O discurso do capitalista espertamente entendeu essa parada, e fica oferecendo seus próprios medicamentos de consumo, que tampam o buraco mas estragam depressa, perdem a graça e estabelecem uma cadeia (nos dois sentidos) que aprisiona o sujeito a uma estrutura de repetição: a excitação da compra, o buraco, a excitação da mesma nova compra, o novo mesmo buraco. As toxicomanias são outro exemplo: sou livre para consumir drogas, afinal, meu corpo, minhas regras. Mas subitamente percebo que não consigo mais parar. Onde há liberdade, onde há servidão? É dentro desse paraíso de homens e mulheres livres que corremos o risco de cair em uma postura servil, tornando o sujeito paradoxalmente um objeto. Ser sujeito é sujeitar-se? Eis aí outro aparente oximoro. Costumamos falar de sujeito como alguém autônomo, o que pode aproximá-lo de “livre”. Sujeitar-se, por sua vez, é submeter-se, meter-se debaixo de alguma vontade maior. E essa vontade maior pode ser a do próprio desejo? A liberdade como sinônimo de querer tudo, de poder tudo e de ir atrás disso a todo custo traz mais problemas: há sempre um outro na relação, outro sujeito de desejos, com suas vontades querendo ser satisfeitas. Exercer essa liberdade desregrada pode aprisionar esse outro (e até a si mesmo). Se esse outro resolver lançar mão também de sua liberdade desregrada, voltaremos à época do tacape e resolveremos no braço, nas armas, no provérbio da farinha pouca, meu pirão primeiro. Entra em cena então outra dupla, muito comum na boca dos pais, esses atávicos conservadores: liberdade traz responsabilidade. Parece papo de véio (não consigo tirar esse acento, por mais que as normas ortográficas vigentes prescrevam isso), ou talvez eu esteja ficando véio mesmo. Mas responsabilidade, pense bem na palavra, implica uma capacidade de responder pelos atos da nossa liberdade, significa que o nosso desejo responde a uma lei de castração que, ao contrário do que se possa pensar, é fundamental para vivermos juntos. Os contratos, sobretudo os não escritos, quando funcionam, mostram que temos a capacidade de refrear ou adiar o gozo (que seria o desejo desregrado, sem limites), porque a palavra é a grande mediadora das relações – mesmo quando não ditas, estão inscritas em nós. É ela que nos limita, que nos castra, que instaura (podendo até prescindir das autoridades repressivas) o exercício da liberdade desde que saibamos responder por ela, ou seja, desde que tenhamos responsabilidade.

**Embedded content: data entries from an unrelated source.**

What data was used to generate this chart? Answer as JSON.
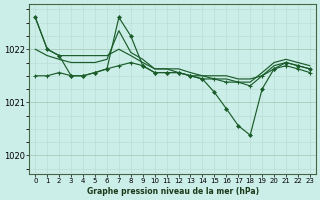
{
  "background_color": "#cceee8",
  "grid_color_major": "#aaccbb",
  "grid_color_minor": "#bbddd4",
  "line_color": "#1a5c2a",
  "title": "Graphe pression niveau de la mer (hPa)",
  "ylabel_ticks": [
    1020,
    1021,
    1022
  ],
  "xlim": [
    -0.5,
    23.5
  ],
  "ylim": [
    1019.65,
    1022.85
  ],
  "series1": {
    "x": [
      0,
      1,
      2,
      3,
      4,
      5,
      6,
      7,
      8,
      9,
      10,
      11,
      12,
      13,
      14,
      15,
      16,
      17,
      18,
      19,
      20,
      21,
      22,
      23
    ],
    "y": [
      1022.6,
      1022.0,
      1021.88,
      1021.88,
      1021.88,
      1021.88,
      1021.88,
      1022.0,
      1021.88,
      1021.75,
      1021.63,
      1021.63,
      1021.63,
      1021.56,
      1021.5,
      1021.5,
      1021.5,
      1021.44,
      1021.44,
      1021.5,
      1021.69,
      1021.75,
      1021.69,
      1021.63
    ]
  },
  "series2": {
    "x": [
      0,
      1,
      2,
      3,
      4,
      5,
      6,
      7,
      8,
      9,
      10,
      11,
      12,
      13,
      14,
      15,
      16,
      17,
      18,
      19,
      20,
      21,
      22,
      23
    ],
    "y": [
      1022.0,
      1021.88,
      1021.81,
      1021.75,
      1021.75,
      1021.75,
      1021.81,
      1022.35,
      1021.94,
      1021.81,
      1021.63,
      1021.63,
      1021.56,
      1021.5,
      1021.5,
      1021.44,
      1021.44,
      1021.38,
      1021.38,
      1021.56,
      1021.75,
      1021.81,
      1021.75,
      1021.69
    ]
  },
  "series3": {
    "x": [
      0,
      1,
      2,
      3,
      4,
      5,
      6,
      7,
      8,
      9,
      10,
      11,
      12,
      13,
      14,
      15,
      16,
      17,
      18,
      19,
      20,
      21,
      22,
      23
    ],
    "y": [
      1021.5,
      1021.5,
      1021.56,
      1021.5,
      1021.5,
      1021.56,
      1021.63,
      1021.69,
      1021.75,
      1021.69,
      1021.56,
      1021.56,
      1021.56,
      1021.5,
      1021.44,
      1021.44,
      1021.38,
      1021.38,
      1021.31,
      1021.5,
      1021.63,
      1021.69,
      1021.63,
      1021.56
    ]
  },
  "series4_with_dip": {
    "x": [
      0,
      1,
      2,
      3,
      4,
      5,
      6,
      7,
      8,
      9,
      10,
      11,
      12,
      13,
      14,
      15,
      16,
      17,
      18,
      19,
      20,
      21,
      22,
      23
    ],
    "y": [
      1022.6,
      1022.0,
      1021.88,
      1021.5,
      1021.5,
      1021.56,
      1021.63,
      1022.6,
      1022.25,
      1021.69,
      1021.56,
      1021.56,
      1021.56,
      1021.5,
      1021.44,
      1021.19,
      1020.88,
      1020.56,
      1020.38,
      1021.25,
      1021.63,
      1021.75,
      1021.69,
      1021.63
    ]
  }
}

Ser servil à Lei da palavra é a melhor maneira que eu conheço para sermos livres. É uma espécie de leiberdade, palavra que me surgiu agora no finalzinho, quando fui salvar o arquivo e digitei “liberdade” errado.


*** Gentes boas, obrigado pelas leituras. O sujeito aqui vai se sujeitar a umas férias do Plural nessa passagem de ano. Se a chefia me autorizar, volto em fevereiro. Boas promessas de Ano Novo a todo mundo.